The ingenious level editor allowed Badland's developers to experiment with all sorts of strange ideas, then test them instantly.

In the months following its 2013 release, Frogmind decided to polish up its internal level editor further and add it into the game for real. Players around the world could now create their own Badland levels, and over 100,000 stages have been created since. And many of them, says Vuorinen, are even more creative than those Frogmind was able to put together. “It’s crazy what clever players have been able to make with the editors. There are levels where you drive cars, tanks, even ride a horse. There are autoplay levels with crazy mechanics pushing the character through the most imaginative traps. There are levels mimicking other games, shoot-em-up levels…crazy stuff that we didn't foresee at all.”

Badland's community of level creators is pushing the editing tools to their limit, creating stages that play like racing games, shoot 'em ups and more.

Frogmind’s 2015 follow-up Badland 2 was created on iPad the same way, although as it turns out, some players of the first game were even able to use the level editor in the first game to replicate some of the sequel’s mechanics. “Players have mimicked the vertical levels of Badland 2 by tweaking the gravity, rotating the backgrounds and instructing to play by tilting the device into portrait mode. It’s awesome to be surprised by what people can make your tools do!”

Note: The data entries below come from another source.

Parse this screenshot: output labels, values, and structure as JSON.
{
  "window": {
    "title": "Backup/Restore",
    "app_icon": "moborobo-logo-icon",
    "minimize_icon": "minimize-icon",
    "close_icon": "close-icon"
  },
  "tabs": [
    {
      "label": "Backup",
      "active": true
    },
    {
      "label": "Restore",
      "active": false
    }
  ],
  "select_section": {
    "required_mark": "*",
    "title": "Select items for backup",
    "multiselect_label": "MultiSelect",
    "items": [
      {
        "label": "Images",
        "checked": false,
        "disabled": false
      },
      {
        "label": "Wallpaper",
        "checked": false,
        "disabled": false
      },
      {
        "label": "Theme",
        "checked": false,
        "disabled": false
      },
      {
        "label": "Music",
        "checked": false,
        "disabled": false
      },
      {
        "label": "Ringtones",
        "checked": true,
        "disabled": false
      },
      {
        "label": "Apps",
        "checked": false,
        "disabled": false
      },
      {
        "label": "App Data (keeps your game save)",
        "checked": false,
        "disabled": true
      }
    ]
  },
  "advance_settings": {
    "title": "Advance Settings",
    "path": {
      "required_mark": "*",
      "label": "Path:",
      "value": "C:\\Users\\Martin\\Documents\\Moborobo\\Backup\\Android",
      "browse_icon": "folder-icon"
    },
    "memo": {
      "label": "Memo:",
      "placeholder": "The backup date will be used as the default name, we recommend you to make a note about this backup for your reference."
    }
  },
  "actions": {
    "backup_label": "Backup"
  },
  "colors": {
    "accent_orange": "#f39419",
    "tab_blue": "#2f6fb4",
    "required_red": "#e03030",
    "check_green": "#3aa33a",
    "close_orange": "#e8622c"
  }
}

Thanks to that ingenious editor and a dedicated community of Badland level creators, both games are constant sources of cool new twists on the intuitive tap-to-fly platforming formula. Both Badland 1 and 2 are worth downloading for the developer-authored stages alone, but add in the thousands of wild player-made stages on top and you’ve got two games with near-endless replayability. If you’ve not downloaded both already, get on it now and thank us later.